Location: Nova Scotia
Artist Website
Artist Page on IOTA 's Website
Instagram: @shep_shape
JENNIFER WILLET
Dr. Jennifer Willet is the Director of INCUBATOR Lab and a Canada Research Chair in Art, Science and Ecology at the University of Windsor. She is also a member of the College of New Scholars, Artists, and Scientists of the Royal Society of Canada. Willet is an internationally recognized artist and curator in the emerging field of BioArt. Her research resides at the intersection of art and science, and explores notions of representation, the body, ecologies, and interspecies interrelations in the biotechnological field. She engages in performance, installation, photography and sculpture based artistic practices, community arts and social practice, and philosophy of science, media studies, science and technology studies, combined with protocols and life forms from the biological sciences.

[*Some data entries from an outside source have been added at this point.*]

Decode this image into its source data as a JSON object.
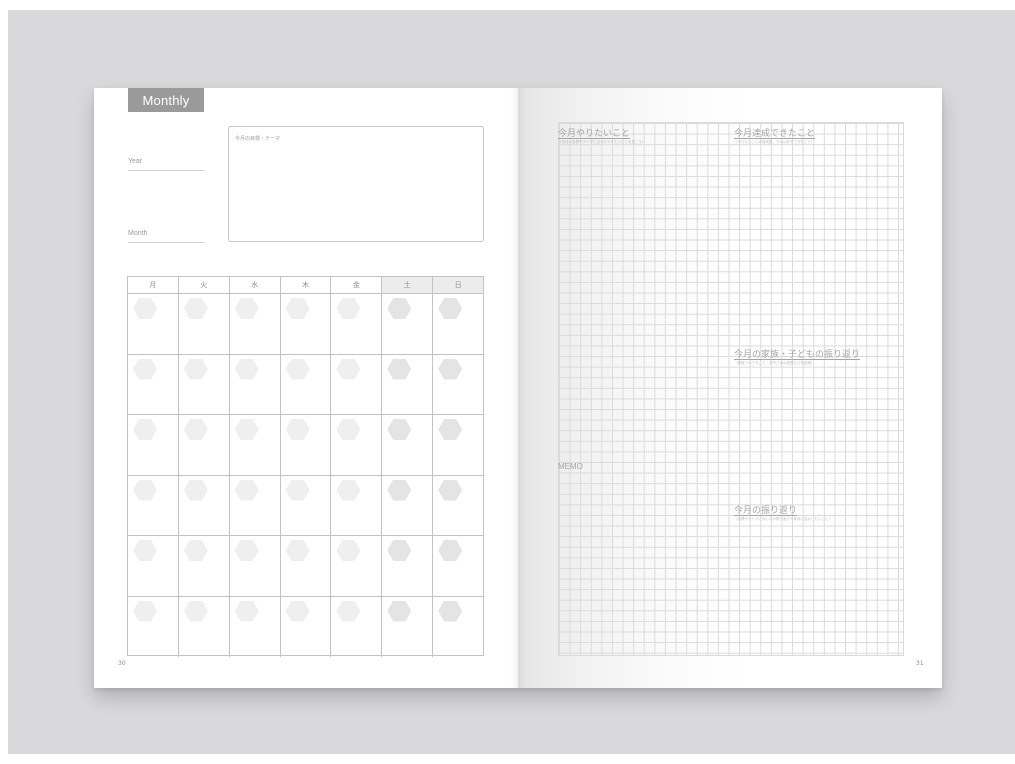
{
  "left_page": {
    "tab_label": "Monthly",
    "year_label": "Year",
    "month_label": "Month",
    "theme_label": "今月の目標・テーマ",
    "weekdays": [
      "月",
      "火",
      "水",
      "木",
      "金",
      "土",
      "日"
    ],
    "page_number": "30"
  },
  "right_page": {
    "sections": [
      {
        "title": "今月やりたいこと",
        "subtitle": "（今月の目標やテーマに沿ったやりたいことを書こう）"
      },
      {
        "title": "今月達成できたこと",
        "subtitle": "（やりたいことの達成度、それ以外でできたこと）"
      },
      {
        "title": "今月の家族・子どもの振り返り",
        "subtitle": "（家族でのできごと・お子さまの成長などを記録）"
      },
      {
        "title": "今月の振り返り",
        "subtitle": "（目標やテーマに対しての振り返りや来月に活かしたいこと）"
      }
    ],
    "memo_label": "MEMO",
    "page_number": "31"
  },
  "colors": {
    "backdrop": "#d9d9dc",
    "tab": "#9a9a9a",
    "grid_line": "#dadada"
  }
}
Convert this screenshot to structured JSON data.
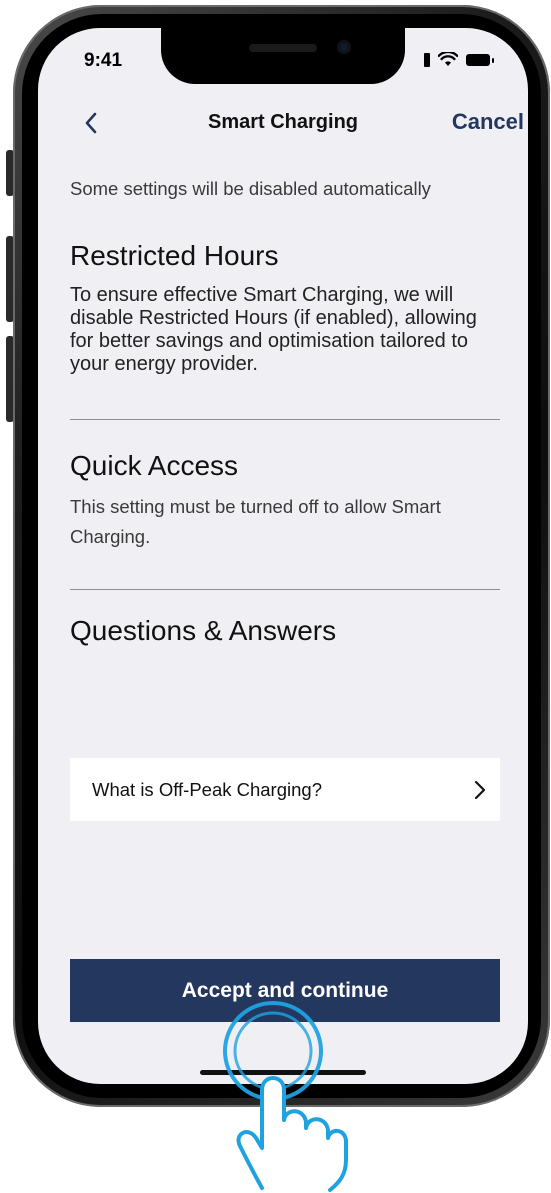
{
  "status_bar": {
    "time": "9:41"
  },
  "nav": {
    "title": "Smart Charging",
    "cancel_label": "Cancel",
    "back_icon": "chevron-left-icon"
  },
  "intro_text": "Some settings will be disabled automatically",
  "sections": [
    {
      "title": "Restricted Hours",
      "text": "To ensure effective Smart Charging, we will disable Restricted Hours (if enabled), allowing for better savings and optimisation tailored to your energy provider."
    },
    {
      "title": "Quick Access",
      "text": "This setting must be turned off to allow Smart Charging."
    },
    {
      "title": "Questions & Answers"
    }
  ],
  "qa_items": [
    {
      "label": "What is Off-Peak Charging?",
      "icon": "chevron-right-icon"
    }
  ],
  "cta": {
    "label": "Accept and continue"
  },
  "colors": {
    "accent": "#24385f",
    "background": "#f0eff4",
    "tap_hint": "#1fa2e0"
  }
}
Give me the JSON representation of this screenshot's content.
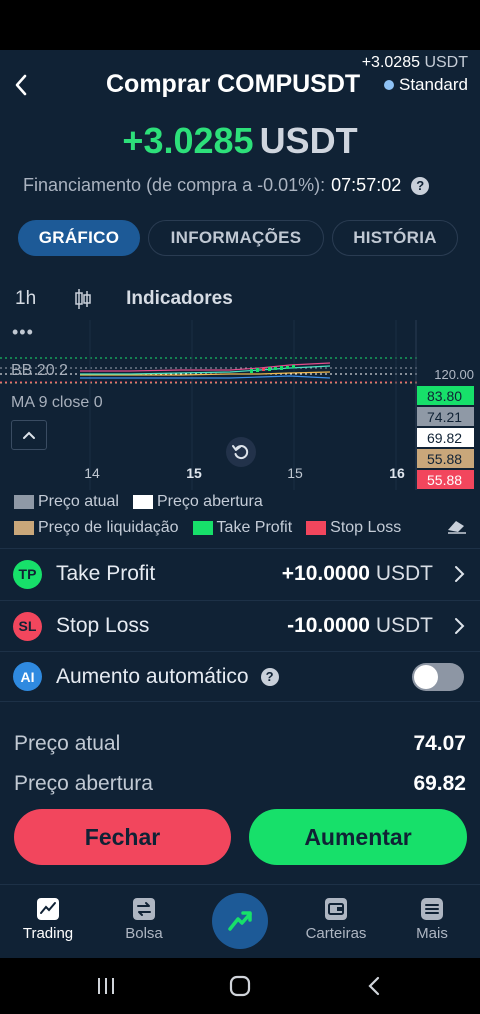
{
  "header": {
    "title": "Comprar COMPUSDT",
    "pnl_small": "+3.0285",
    "pnl_small_unit": "USDT",
    "mode": "Standard"
  },
  "pnl": {
    "value": "+3.0285",
    "unit": "USDT"
  },
  "funding": {
    "label": "Financiamento (de compra a -0.01%):",
    "countdown": "07:57:02"
  },
  "tabs": [
    {
      "label": "GRÁFICO",
      "active": true
    },
    {
      "label": "INFORMAÇÕES",
      "active": false
    },
    {
      "label": "HISTÓRIA",
      "active": false
    }
  ],
  "chart_toolbar": {
    "interval": "1h",
    "indicators_label": "Indicadores"
  },
  "chart_data": {
    "type": "line",
    "indicators": [
      "BB 20 2",
      "MA 9 close 0"
    ],
    "axis_top_label": "120.00",
    "price_tags": [
      {
        "label": "83.80",
        "kind": "Take Profit",
        "color": "#17e06a"
      },
      {
        "label": "74.21",
        "kind": "Preço atual",
        "color": "#8f99a6"
      },
      {
        "label": "69.82",
        "kind": "Preço abertura",
        "color": "#ffffff"
      },
      {
        "label": "55.88",
        "kind": "Preço de liquidação",
        "color": "#c9a77a"
      },
      {
        "label": "55.88",
        "kind": "Stop Loss",
        "color": "#f2465d"
      }
    ],
    "x_ticks": [
      {
        "label": "14",
        "bold": false
      },
      {
        "label": "15",
        "bold": true
      },
      {
        "label": "15",
        "bold": false
      },
      {
        "label": "16",
        "bold": true
      }
    ]
  },
  "legend": [
    {
      "label": "Preço atual",
      "color": "#8f99a6"
    },
    {
      "label": "Preço abertura",
      "color": "#ffffff"
    },
    {
      "label": "Preço de liquidação",
      "color": "#c9a77a"
    },
    {
      "label": "Take Profit",
      "color": "#17e06a"
    },
    {
      "label": "Stop Loss",
      "color": "#f2465d"
    }
  ],
  "take_profit": {
    "icon_text": "TP",
    "label": "Take Profit",
    "value": "+10.0000",
    "unit": "USDT"
  },
  "stop_loss": {
    "icon_text": "SL",
    "label": "Stop Loss",
    "value": "-10.0000",
    "unit": "USDT"
  },
  "auto_increase": {
    "icon_text": "AI",
    "label": "Aumento automático",
    "enabled": false
  },
  "info": {
    "current_price_label": "Preço atual",
    "current_price": "74.07",
    "open_price_label": "Preço abertura",
    "open_price": "69.82"
  },
  "actions": {
    "close_label": "Fechar",
    "increase_label": "Aumentar"
  },
  "bottom_nav": [
    {
      "label": "Trading",
      "icon": "chart-icon",
      "active": true
    },
    {
      "label": "Bolsa",
      "icon": "exchange-icon",
      "active": false
    },
    {
      "label": "",
      "icon": "trade-center-icon",
      "active": false
    },
    {
      "label": "Carteiras",
      "icon": "wallet-icon",
      "active": false
    },
    {
      "label": "Mais",
      "icon": "menu-icon",
      "active": false
    }
  ],
  "colors": {
    "background": "#102235",
    "accent": "#1d5a97",
    "profit": "#2de07a",
    "loss": "#f2465d"
  }
}
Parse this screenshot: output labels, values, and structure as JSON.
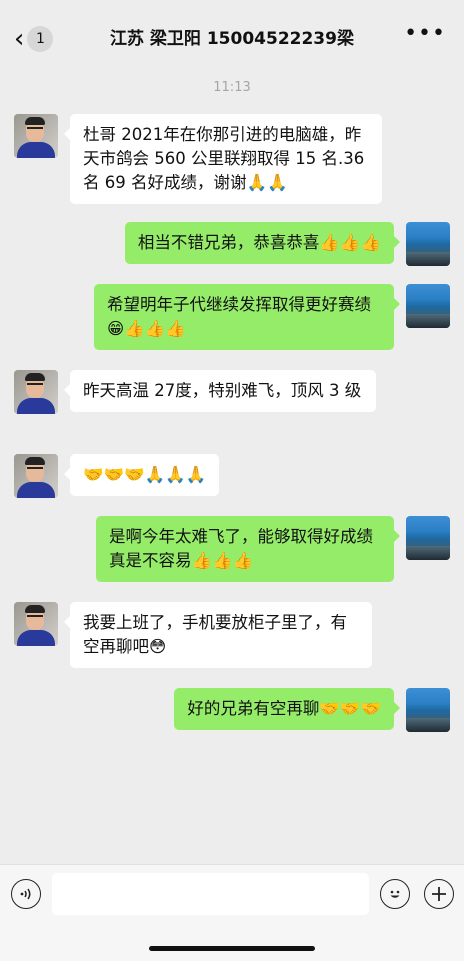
{
  "header": {
    "back_count": "1",
    "title": "江苏 梁卫阳 15004522239梁",
    "more": "•••"
  },
  "chat": {
    "timestamp": "11:13",
    "messages": [
      {
        "side": "left",
        "avatar": "man-avatar",
        "text": "杜哥 2021年在你那引进的电脑雄，昨天市鸽会 560 公里联翔取得 15 名.36 名 69 名好成绩，谢谢🙏🙏"
      },
      {
        "side": "right",
        "avatar": "sea-avatar",
        "text": "相当不错兄弟，恭喜恭喜👍👍👍"
      },
      {
        "side": "right",
        "avatar": "sea-avatar",
        "text": "希望明年子代继续发挥取得更好赛绩😁👍👍👍"
      },
      {
        "side": "left",
        "avatar": "man-avatar",
        "text": "昨天高温 27度，特别难飞，顶风 3 级"
      },
      {
        "side": "left",
        "avatar": "man-avatar",
        "text": "🤝🤝🤝🙏🙏🙏"
      },
      {
        "side": "right",
        "avatar": "sea-avatar",
        "text": "是啊今年太难飞了，能够取得好成绩真是不容易👍👍👍"
      },
      {
        "side": "left",
        "avatar": "man-avatar",
        "text": "我要上班了，手机要放柜子里了，有空再聊吧😳"
      },
      {
        "side": "right",
        "avatar": "sea-avatar",
        "text": "好的兄弟有空再聊🤝🤝🤝"
      }
    ]
  },
  "composer": {
    "voice_icon": "voice-icon",
    "emoji_icon": "emoji-icon",
    "plus_icon": "plus-icon",
    "input_value": ""
  },
  "colors": {
    "background": "#ededed",
    "outgoing_bubble": "#95ec69",
    "incoming_bubble": "#ffffff"
  }
}
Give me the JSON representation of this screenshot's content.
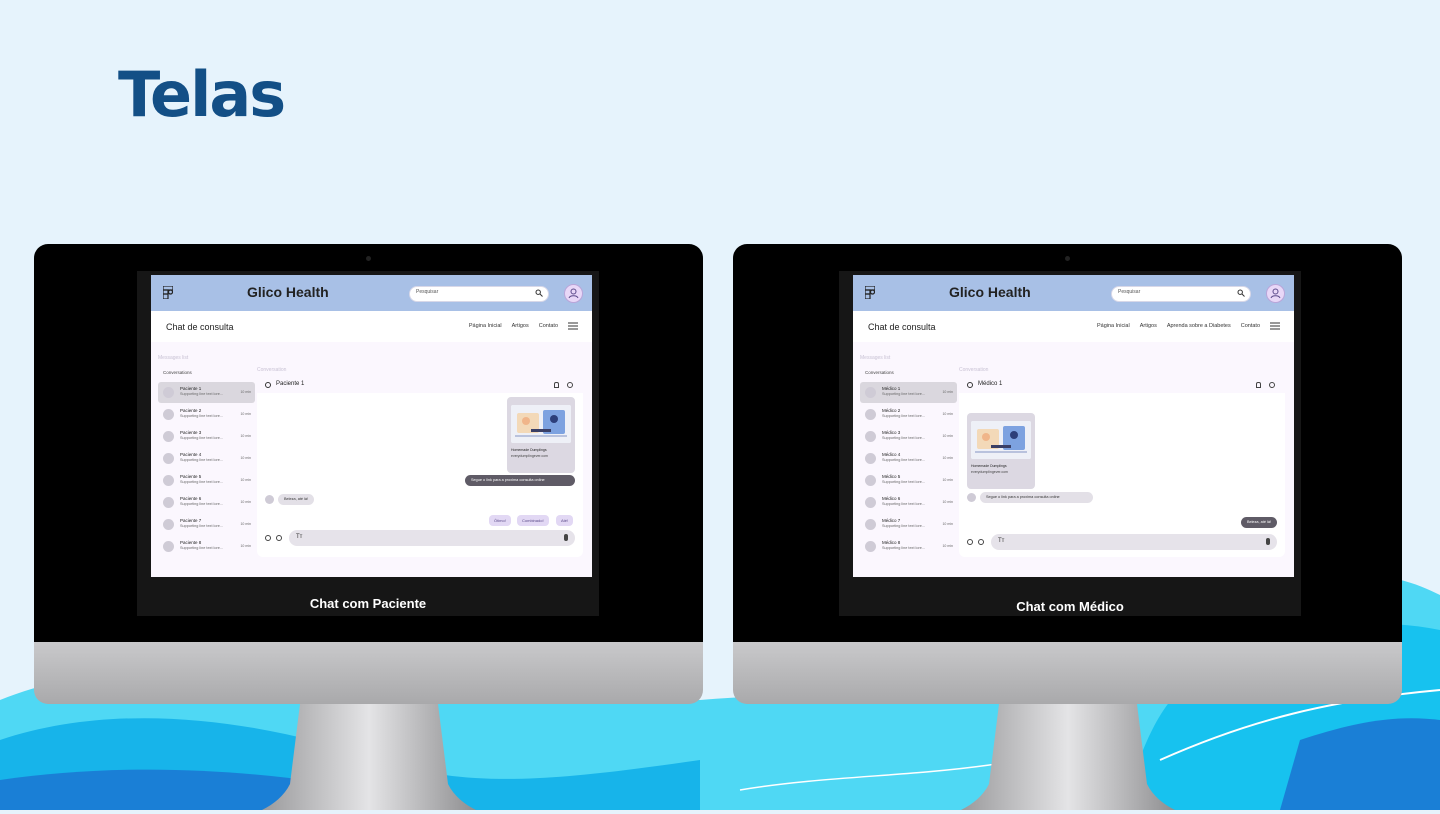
{
  "slide": {
    "title": "Telas"
  },
  "screens": [
    {
      "caption": "Chat com Paciente",
      "app": {
        "brand": "Glico Health",
        "search_placeholder": "Pesquisar",
        "page_title": "Chat de consulta",
        "nav": [
          "Página Inicial",
          "Artigos",
          "Contato"
        ],
        "messages_caption": "Messages list",
        "conversation_caption": "Conversation",
        "conversations_label": "Conversations",
        "list": [
          {
            "name": "Paciente 1",
            "sub": "Supporting line text lore...",
            "time": "10 min",
            "selected": true
          },
          {
            "name": "Paciente 2",
            "sub": "Supporting line text lore...",
            "time": "10 min"
          },
          {
            "name": "Paciente 3",
            "sub": "Supporting line text lore...",
            "time": "10 min"
          },
          {
            "name": "Paciente 4",
            "sub": "Supporting line text lore...",
            "time": "10 min"
          },
          {
            "name": "Paciente 5",
            "sub": "Supporting line text lore...",
            "time": "10 min"
          },
          {
            "name": "Paciente 6",
            "sub": "Supporting line text lore...",
            "time": "10 min"
          },
          {
            "name": "Paciente 7",
            "sub": "Supporting line text lore...",
            "time": "10 min"
          },
          {
            "name": "Paciente 8",
            "sub": "Supporting line text lore...",
            "time": "10 min"
          }
        ],
        "chat_name": "Paciente 1",
        "card_title": "Homemade Dumplings",
        "card_sub": "everydumplingever.com",
        "msg_link": "Segue o link para a proxima consulta online",
        "msg_reply": "Beleza, até lá!",
        "chips": [
          "Ótimo!",
          "Combinado!",
          "Até!"
        ],
        "composer_placeholder": "Tт"
      }
    },
    {
      "caption": "Chat com Médico",
      "app": {
        "brand": "Glico Health",
        "search_placeholder": "Pesquisar",
        "page_title": "Chat de consulta",
        "nav": [
          "Página Inicial",
          "Artigos",
          "Aprenda sobre a Diabetes",
          "Contato"
        ],
        "messages_caption": "Messages list",
        "conversation_caption": "Conversation",
        "conversations_label": "Conversations",
        "list": [
          {
            "name": "Médico 1",
            "sub": "Supporting line text lore...",
            "time": "10 min",
            "selected": true
          },
          {
            "name": "Médico 2",
            "sub": "Supporting line text lore...",
            "time": "10 min"
          },
          {
            "name": "Médico 3",
            "sub": "Supporting line text lore...",
            "time": "10 min"
          },
          {
            "name": "Médico 4",
            "sub": "Supporting line text lore...",
            "time": "10 min"
          },
          {
            "name": "Médico 5",
            "sub": "Supporting line text lore...",
            "time": "10 min"
          },
          {
            "name": "Médico 6",
            "sub": "Supporting line text lore...",
            "time": "10 min"
          },
          {
            "name": "Médico 7",
            "sub": "Supporting line text lore...",
            "time": "10 min"
          },
          {
            "name": "Médico 8",
            "sub": "Supporting line text lore...",
            "time": "10 min"
          }
        ],
        "chat_name": "Médico 1",
        "card_title": "Homemade Dumplings",
        "card_sub": "everydumplingever.com",
        "msg_link": "Segue o link para a proxima consulta online",
        "msg_reply": "Beleza, até lá!",
        "composer_placeholder": "Tт"
      }
    }
  ],
  "colors": {
    "title": "#134f86",
    "topbar": "#a8c0e6",
    "background": "#e6f3fc",
    "wave": "#1ec8f0"
  }
}
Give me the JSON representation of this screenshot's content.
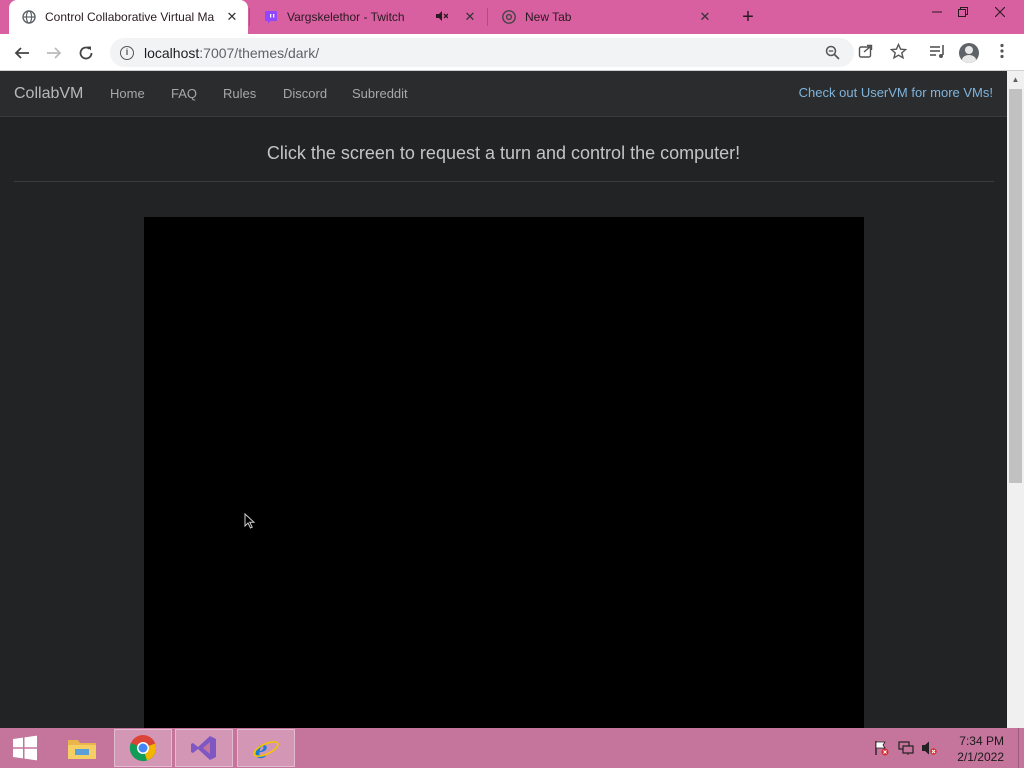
{
  "browser": {
    "tabs": [
      {
        "title": "Control Collaborative Virtual Ma",
        "active": true,
        "favicon": "globe-icon"
      },
      {
        "title": "Vargskelethor - Twitch",
        "muted": true,
        "favicon": "twitch-icon"
      },
      {
        "title": "New Tab",
        "favicon": "chrome-icon"
      }
    ],
    "new_tab_label": "+",
    "url_host": "localhost",
    "url_rest": ":7007/themes/dark/",
    "accent": "#d85fa0"
  },
  "site": {
    "brand": "CollabVM",
    "nav": [
      "Home",
      "FAQ",
      "Rules",
      "Discord",
      "Subreddit"
    ],
    "promo": "Check out UserVM for more VMs!",
    "headline": "Click the screen to request a turn and control the computer!"
  },
  "taskbar": {
    "time": "7:34 PM",
    "date": "2/1/2022",
    "color": "#c5749c",
    "apps": [
      "file-explorer-icon",
      "chrome-icon",
      "visual-studio-icon",
      "internet-explorer-icon"
    ]
  }
}
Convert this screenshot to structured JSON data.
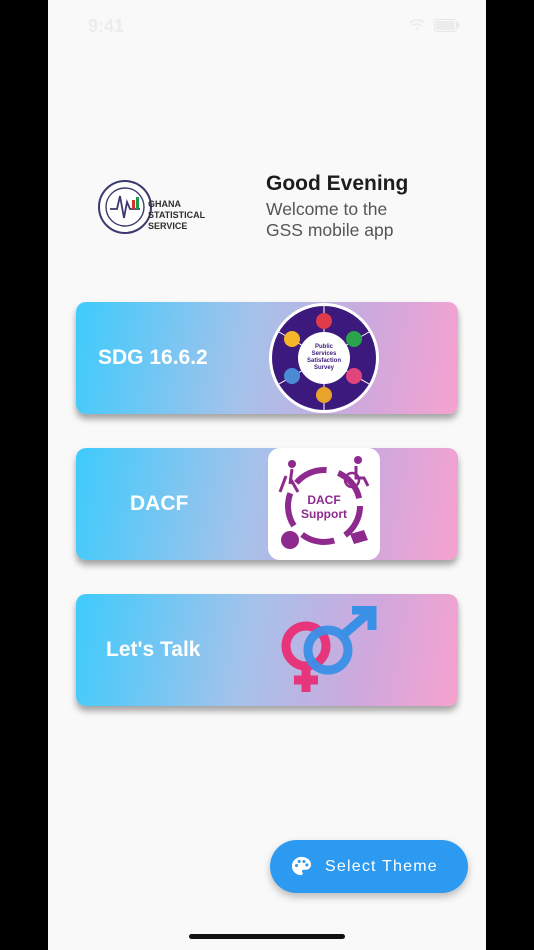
{
  "status_bar": {
    "time": "9:41",
    "icons": [
      "wifi-icon",
      "battery-icon"
    ]
  },
  "header": {
    "logo_text_lines": [
      "GHANA",
      "STATISTICAL",
      "SERVICE"
    ],
    "logo_ring_top": "STATISTICAL SERVICE",
    "logo_ring_bottom": "GHANA",
    "greeting": "Good Evening",
    "welcome": "Welcome to the GSS mobile app"
  },
  "cards": [
    {
      "label": "SDG 16.6.2",
      "image_text": [
        "Public",
        "Services",
        "Satisfaction",
        "Survey"
      ]
    },
    {
      "label": "DACF",
      "image_text": [
        "DACF",
        "Support"
      ]
    },
    {
      "label": "Let's Talk",
      "image_icon": "gender-symbols-icon"
    }
  ],
  "theme_button": {
    "label": "Select Theme",
    "icon": "palette-icon"
  },
  "colors": {
    "gradient_start": "#3ecbfc",
    "gradient_end": "#f7a2cf",
    "fab": "#2d9af1",
    "survey_purple": "#3c1a7d",
    "dacf_purple": "#8e2a8e",
    "female_symbol": "#e6357a",
    "male_symbol": "#3a8fe6"
  }
}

She taught in Studio Arts at Concordia University (2000-2007) and at the Art and Genomics Centre at the University of Leiden (2008) in the Netherlands, and now works as an Associate Professor in the School of Creative Arts, at The University of Windsor. In 2009 she opened the first biological art lab in Canada, called INCUBATOR: Hybrid Laboratory at the Intersection of Art, Science, and Ecology. In January 2018 INCUBATOR Lab launched a new custom-built BSL2 facility that is both a functional biotech laboratory and a multi-media theatre and exhibition venue. This internationally unique facility includes a glass wall opening to a large atrium, theatrical lighting, sound and video capabilities, to enable live and online viewing of biotechnology/artworks and performances. In 2020 Willet will launch a parallel space INCUBATOR Studio, an artist studio, community engagement hub and BSL1 bioart facility in a downtown storefront in Windsor.